Em nota e em contato com jornalistas após um encontro em Palazzo Chigi, o presidente do grupo parlamentar de Forza Italia na Câmara, Paolo Barelli, anunciou que convocou a assembleia do grupo para a noite seguinte, quando formulará uma proposta para a sucessão ao cargo de capogruppo. Ao mesmo tempo, reafirmou a vontade de manter o seu empenho político e o apoio ao governo de Giorgia Meloni.

Barelli negou ter apresentado uma renúncia e desmentiu rumores sobre coletivos de assinaturas: "Não me demiti, não há assinaturas, e não me pagam para ser capogruppo", afirmou, sublinhando que o papel não é uma propriedade pessoal e que o referencial para qualquer decisão é o próprio grupo parlamentar, que o elegeu. Ele recordou ainda ter sido indicado por Silvio Berlusconi para o papel e ressaltou os números que, segundo ele, comprovam resultados durante sua liderança: o grupo passou de 44 a 54 deputados, um acréscimo de 10 parlamentares, correspondente, nas suas palavras, a um aumento de 25%.

Segundo Barelli, a presença em Palazzo Chigi destinou-se a encontros com funcionários sobre providências relativas à sanità — medidas que, na sua visão, justificam a continuidade do trabalho político que tem conduzido. Ao mesmo tempo, adotou um tom pragmático e até sartorial: "Morto un Papa se ne fa un altro", disse, para lembrar que instituições e cargos sobrevivem às pessoas, e que todos são substituíveis quando o grupo assim decidir.

O presidente do grupo também observou que, no horizonte, há o argumento central da competição eleitoral: em um ano haverá eleições e a prioridade, afirmou, é vencer esse pleito coletivo. "Não é que um seja pago mais ou menos; esse não é o tema. Se quem lidera as tropas considerar outras escolhas, eu tenho outros compromissos", afirmou, reforçando que não está "colado" ao cargo.

Como repórter atento às conexões entre a tomada de decisão em Roma e a vida dos cidadãos, registro que o movimento de Barelli monta e desmonta alicerces na arquitetura partidária: a convocação da assembleia é o momento em que se lançam vigas e pilares para a continuidade ou redefinição da direção parlamentar. A proposta de sucessor, se aceita, será a peça que reorganiza a ponte entre o partido e o governo, com impacto direto nas estratégias legislativas e nas respostas a temas sensíveis como a saúde pública.

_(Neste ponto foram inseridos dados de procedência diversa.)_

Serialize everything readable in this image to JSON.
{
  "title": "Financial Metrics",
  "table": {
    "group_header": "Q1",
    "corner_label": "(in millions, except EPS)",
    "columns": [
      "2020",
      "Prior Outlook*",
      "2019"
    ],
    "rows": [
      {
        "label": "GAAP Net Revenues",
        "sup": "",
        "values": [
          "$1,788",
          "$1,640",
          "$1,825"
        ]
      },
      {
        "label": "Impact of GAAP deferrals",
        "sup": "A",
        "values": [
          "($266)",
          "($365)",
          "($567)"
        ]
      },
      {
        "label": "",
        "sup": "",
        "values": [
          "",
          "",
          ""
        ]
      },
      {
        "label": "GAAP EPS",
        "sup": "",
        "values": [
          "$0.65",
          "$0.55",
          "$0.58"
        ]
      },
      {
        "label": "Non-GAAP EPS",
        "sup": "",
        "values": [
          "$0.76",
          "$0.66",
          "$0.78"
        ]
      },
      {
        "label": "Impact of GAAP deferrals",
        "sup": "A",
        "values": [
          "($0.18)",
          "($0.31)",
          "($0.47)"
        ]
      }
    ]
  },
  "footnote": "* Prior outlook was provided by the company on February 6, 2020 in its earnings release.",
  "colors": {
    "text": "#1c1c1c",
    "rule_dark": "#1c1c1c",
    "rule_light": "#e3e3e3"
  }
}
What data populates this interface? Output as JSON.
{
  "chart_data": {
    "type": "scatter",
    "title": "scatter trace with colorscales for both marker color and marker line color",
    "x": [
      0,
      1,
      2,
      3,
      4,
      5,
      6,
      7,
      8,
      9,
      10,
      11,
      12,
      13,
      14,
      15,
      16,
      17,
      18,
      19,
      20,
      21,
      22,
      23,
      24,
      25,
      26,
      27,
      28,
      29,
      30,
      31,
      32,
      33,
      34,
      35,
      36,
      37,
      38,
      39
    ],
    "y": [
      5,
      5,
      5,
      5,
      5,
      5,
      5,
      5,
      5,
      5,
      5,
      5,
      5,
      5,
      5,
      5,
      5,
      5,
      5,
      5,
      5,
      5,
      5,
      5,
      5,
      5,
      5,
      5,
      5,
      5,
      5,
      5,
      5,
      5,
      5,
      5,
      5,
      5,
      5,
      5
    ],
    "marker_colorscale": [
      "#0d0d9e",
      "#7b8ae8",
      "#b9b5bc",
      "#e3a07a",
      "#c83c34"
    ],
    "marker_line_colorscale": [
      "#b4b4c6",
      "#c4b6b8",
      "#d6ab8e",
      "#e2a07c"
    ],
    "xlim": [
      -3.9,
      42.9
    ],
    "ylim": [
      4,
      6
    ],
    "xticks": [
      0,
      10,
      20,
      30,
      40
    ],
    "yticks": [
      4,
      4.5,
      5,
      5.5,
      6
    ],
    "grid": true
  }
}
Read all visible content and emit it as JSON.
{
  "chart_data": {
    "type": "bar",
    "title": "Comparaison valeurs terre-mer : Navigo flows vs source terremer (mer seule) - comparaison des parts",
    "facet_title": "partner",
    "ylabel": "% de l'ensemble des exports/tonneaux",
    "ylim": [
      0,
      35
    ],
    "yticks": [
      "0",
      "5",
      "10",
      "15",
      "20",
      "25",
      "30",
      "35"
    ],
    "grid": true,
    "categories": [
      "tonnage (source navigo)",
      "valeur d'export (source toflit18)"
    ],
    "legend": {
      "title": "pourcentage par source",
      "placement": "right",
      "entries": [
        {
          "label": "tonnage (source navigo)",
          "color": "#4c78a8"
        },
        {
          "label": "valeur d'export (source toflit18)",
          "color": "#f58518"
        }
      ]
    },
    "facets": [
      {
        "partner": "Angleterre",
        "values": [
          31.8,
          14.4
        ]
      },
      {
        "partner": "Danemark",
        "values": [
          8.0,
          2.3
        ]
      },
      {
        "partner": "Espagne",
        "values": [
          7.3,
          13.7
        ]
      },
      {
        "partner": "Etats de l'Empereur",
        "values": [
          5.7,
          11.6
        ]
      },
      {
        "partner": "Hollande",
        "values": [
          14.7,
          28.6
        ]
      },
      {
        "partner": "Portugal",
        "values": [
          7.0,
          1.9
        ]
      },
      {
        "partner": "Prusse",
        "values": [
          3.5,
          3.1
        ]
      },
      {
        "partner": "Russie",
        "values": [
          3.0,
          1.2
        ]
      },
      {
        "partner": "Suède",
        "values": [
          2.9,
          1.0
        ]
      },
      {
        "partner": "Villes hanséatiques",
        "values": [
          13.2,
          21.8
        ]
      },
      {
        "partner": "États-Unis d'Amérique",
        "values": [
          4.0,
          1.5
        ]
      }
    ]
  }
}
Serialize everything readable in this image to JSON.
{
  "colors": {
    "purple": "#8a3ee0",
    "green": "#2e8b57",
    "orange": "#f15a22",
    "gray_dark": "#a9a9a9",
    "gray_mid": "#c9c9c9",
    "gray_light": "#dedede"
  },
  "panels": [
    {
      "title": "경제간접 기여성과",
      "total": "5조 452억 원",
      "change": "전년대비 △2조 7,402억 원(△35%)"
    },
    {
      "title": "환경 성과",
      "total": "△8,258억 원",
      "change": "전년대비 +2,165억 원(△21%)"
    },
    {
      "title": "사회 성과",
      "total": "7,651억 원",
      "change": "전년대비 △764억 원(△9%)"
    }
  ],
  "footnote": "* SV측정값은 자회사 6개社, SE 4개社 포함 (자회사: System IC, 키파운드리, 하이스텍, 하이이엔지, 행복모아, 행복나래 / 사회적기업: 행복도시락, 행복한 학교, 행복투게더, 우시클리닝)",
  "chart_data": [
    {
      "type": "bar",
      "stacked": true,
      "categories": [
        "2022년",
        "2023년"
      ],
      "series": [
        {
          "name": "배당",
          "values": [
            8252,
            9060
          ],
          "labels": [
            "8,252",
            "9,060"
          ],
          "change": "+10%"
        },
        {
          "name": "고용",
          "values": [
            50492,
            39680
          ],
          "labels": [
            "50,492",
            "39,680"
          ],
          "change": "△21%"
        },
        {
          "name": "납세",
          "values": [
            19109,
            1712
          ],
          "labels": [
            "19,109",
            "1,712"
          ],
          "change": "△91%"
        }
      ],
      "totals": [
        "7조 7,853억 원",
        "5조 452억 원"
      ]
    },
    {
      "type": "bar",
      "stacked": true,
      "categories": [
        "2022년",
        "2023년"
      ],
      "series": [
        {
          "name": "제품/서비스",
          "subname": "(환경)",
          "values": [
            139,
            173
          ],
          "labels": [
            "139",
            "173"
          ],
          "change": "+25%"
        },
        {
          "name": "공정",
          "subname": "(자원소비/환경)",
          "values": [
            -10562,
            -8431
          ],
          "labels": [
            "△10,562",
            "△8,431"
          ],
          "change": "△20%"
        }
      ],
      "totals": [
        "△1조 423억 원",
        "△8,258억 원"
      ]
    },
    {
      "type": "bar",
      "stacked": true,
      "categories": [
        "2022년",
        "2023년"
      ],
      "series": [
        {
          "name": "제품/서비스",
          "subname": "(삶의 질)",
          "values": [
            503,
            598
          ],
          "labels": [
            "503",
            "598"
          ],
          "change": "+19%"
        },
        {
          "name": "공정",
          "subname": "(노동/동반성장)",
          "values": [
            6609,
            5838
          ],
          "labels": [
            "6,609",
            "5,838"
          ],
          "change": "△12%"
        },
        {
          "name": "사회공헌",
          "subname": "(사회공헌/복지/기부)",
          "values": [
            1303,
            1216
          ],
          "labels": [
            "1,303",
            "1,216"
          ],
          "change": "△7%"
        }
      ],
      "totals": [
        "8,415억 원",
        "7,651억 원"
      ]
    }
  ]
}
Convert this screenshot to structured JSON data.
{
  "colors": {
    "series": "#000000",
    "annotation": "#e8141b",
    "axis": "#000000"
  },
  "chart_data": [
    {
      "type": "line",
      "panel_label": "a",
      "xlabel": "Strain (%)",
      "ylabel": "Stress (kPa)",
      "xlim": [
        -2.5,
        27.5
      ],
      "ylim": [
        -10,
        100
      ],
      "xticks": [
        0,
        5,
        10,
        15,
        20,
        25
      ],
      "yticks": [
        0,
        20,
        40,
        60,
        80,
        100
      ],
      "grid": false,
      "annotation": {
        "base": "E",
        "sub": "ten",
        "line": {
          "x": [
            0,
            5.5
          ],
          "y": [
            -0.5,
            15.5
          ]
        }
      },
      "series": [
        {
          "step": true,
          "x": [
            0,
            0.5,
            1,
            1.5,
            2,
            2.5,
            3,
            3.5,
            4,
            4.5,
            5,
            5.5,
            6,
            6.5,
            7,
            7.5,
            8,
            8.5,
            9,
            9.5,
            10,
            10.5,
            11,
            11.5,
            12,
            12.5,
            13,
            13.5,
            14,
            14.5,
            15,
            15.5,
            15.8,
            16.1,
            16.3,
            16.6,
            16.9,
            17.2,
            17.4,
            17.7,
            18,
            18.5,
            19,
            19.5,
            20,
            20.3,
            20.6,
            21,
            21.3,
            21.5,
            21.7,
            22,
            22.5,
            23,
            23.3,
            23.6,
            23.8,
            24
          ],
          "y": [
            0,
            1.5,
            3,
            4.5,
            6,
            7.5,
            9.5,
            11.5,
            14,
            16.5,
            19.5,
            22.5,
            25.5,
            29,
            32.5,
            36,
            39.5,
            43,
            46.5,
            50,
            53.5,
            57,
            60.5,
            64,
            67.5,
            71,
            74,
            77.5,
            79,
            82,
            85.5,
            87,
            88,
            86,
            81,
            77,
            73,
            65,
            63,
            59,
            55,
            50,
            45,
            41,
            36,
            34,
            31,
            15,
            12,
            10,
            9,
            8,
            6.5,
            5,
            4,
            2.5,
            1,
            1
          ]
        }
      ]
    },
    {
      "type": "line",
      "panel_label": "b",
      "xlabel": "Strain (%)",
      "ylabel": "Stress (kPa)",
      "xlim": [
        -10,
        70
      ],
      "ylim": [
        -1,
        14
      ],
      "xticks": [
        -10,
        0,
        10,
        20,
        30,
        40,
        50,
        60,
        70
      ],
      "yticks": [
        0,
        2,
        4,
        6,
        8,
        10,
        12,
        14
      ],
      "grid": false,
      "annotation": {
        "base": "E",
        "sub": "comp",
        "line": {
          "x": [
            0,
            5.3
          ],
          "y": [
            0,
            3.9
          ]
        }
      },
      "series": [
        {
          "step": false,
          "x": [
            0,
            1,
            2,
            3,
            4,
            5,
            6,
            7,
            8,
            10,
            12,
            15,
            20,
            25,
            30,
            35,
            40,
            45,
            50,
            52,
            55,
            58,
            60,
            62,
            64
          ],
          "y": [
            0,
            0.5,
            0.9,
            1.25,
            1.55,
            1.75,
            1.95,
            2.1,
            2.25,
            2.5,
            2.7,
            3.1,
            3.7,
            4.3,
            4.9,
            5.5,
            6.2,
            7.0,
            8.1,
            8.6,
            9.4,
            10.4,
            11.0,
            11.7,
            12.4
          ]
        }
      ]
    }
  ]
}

Em suma, a cena montada por Paolo Barelli é de contenção e de gestão interna: nega rupturas, reivindica resultados e agenda um procedimento colegiado para resolver a questão de liderança do grupo. Resta acompanhar se o grupo confirmará a proposta que ele apresentará e de que maneira essa escolha influenciará a relação de Forza Italia com a maioria governativa nos próximos meses.